Many people feel that it may be better for the patient to go home and spend time eating what he/she likes and doing what he/she pleases. (F hospital) Nurses also recognize the dilemma of their lack of time to communicate with patients, although such communication would help to maintain the patients’ cognitive function. In other cases, nurses adjust patient schedules so that they can perform their duties more smoothly, because
acute care hospitals cater for a large number of patients. Moreover, nurses adapt to such circumstances. There is always a gap between the ideal situation and reality; I know I need to stand up for the patient’s side, but for work to proceed smoothly, I sometimes get the patient to adjust to me. However, I am becoming accustomed to these situations. (A hospital) Discussion Relationships between issues faced selleck chemicals by
nurses caring for patients with dementia in acute care hospitals In this study, we identified a cycle that occurs in the care of patients with dementia in acute care hospitals. Nurses are required to deal with patients’ problematic behavior. They take measures such as hiding intravenous infusion lines and placing sensor mats to prevent problematic behavior. However, these measures may make the environment less familiar to patients with dementia, resulting in an increase in problematic behavior. Studies have found that environmental stimulation exaggerates the stress response in patients with dementia (Cunningham & Archibald, 2006; Fetzer, CAL-101 mouse 1999; King & Watt, 1995; Martin & Haynes, 2000). The present findings support this idea. Borbasi et al. (2006) recognized that the family is important in the acute care setting and reported that although family members are generally considered as beneficial assets to patients Resminostat and staff, they often require substantial support themselves. The results of this study were similar to those of previous studies. In this study, nurses could not resolve certain issues alone when patients with dementia were recovering from medical treatment; thus, the nurses turned to the patients’ families for help.

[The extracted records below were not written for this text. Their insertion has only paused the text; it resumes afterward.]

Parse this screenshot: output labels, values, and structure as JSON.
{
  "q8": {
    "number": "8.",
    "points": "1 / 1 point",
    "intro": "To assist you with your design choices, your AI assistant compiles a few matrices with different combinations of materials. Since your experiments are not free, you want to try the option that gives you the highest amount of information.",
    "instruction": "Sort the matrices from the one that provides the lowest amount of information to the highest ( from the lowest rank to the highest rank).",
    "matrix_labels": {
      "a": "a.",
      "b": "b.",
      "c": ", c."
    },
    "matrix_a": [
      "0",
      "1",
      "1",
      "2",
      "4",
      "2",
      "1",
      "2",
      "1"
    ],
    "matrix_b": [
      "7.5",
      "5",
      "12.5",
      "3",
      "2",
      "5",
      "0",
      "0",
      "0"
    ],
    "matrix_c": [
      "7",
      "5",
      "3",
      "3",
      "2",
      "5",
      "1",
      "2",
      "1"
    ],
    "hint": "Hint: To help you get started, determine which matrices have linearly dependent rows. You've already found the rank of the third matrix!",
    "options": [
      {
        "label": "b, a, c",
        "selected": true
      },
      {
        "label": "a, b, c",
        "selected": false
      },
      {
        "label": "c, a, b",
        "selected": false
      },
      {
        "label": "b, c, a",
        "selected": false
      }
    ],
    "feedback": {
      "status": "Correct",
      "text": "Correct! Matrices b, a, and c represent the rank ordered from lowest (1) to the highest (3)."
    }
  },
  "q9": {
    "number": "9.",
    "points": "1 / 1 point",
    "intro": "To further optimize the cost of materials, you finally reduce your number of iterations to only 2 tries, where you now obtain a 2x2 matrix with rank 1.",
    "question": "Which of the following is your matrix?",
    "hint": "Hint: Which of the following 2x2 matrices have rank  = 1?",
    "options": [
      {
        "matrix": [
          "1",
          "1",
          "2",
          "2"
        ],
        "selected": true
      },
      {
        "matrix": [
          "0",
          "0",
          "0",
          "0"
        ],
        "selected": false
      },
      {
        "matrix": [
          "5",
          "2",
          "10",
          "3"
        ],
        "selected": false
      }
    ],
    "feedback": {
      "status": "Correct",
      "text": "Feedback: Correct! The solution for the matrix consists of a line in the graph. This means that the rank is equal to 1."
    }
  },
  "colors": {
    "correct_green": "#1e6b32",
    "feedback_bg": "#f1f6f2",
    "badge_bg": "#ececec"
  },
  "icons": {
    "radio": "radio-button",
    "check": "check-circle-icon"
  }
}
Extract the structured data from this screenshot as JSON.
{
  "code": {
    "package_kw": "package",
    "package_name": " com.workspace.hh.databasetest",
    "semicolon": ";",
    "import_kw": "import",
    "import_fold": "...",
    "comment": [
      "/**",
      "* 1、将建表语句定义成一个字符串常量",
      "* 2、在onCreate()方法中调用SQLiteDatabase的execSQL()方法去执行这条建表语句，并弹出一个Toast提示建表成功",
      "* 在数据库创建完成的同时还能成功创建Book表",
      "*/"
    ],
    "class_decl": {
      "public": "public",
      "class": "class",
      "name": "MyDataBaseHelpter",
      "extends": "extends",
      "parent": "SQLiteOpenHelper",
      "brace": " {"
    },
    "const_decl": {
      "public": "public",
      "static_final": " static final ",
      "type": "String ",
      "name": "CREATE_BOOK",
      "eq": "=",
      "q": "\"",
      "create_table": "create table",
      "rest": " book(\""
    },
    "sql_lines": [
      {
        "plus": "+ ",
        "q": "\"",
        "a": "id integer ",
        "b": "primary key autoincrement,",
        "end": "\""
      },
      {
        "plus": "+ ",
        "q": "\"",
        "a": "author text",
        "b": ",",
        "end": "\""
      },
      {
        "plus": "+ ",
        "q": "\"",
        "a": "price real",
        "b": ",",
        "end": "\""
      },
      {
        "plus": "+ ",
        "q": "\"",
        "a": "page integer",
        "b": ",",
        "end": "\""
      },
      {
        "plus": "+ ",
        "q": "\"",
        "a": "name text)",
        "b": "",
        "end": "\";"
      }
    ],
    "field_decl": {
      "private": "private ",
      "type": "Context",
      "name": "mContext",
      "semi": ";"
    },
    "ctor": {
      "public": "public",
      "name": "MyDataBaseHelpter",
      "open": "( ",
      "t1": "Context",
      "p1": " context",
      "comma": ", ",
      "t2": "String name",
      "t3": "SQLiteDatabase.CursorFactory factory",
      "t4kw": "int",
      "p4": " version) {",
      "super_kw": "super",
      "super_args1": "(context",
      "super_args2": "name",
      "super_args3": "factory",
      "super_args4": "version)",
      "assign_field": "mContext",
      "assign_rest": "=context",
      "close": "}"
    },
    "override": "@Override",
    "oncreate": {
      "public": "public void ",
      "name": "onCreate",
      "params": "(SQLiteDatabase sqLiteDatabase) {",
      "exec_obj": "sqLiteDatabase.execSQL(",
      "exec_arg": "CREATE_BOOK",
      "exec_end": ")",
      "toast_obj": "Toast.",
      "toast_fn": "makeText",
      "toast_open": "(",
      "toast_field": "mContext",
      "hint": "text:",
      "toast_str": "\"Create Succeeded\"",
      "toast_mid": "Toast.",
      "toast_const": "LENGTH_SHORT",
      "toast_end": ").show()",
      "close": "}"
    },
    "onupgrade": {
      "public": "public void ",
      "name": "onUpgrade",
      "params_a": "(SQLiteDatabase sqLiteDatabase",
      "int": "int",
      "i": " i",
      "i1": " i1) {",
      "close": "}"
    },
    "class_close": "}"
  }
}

At the same time, they understood the necessity to care for the family. Their input during the FGI sessions indicated a mental struggle between asking for help from families in resolving difficult problems and the need to support the same family members. A previous study reported that nurses were frustrated by the lack of time to spend with and speak with patients (Sorlie et al., 2005). This issue is an ethical challenge in acute nursing care (Sorlie et al., 2005). Research on nursing home staff has found that nurses’ frustration, which is related to a lack of time, stems from the wide variety of diagnoses and reasons for hospitalization of the patients (Jakobsen & Sorlie, 2010). The nursing home study reported that one nurse said that they “had several patients with dementia for assessment in the short-stay unit.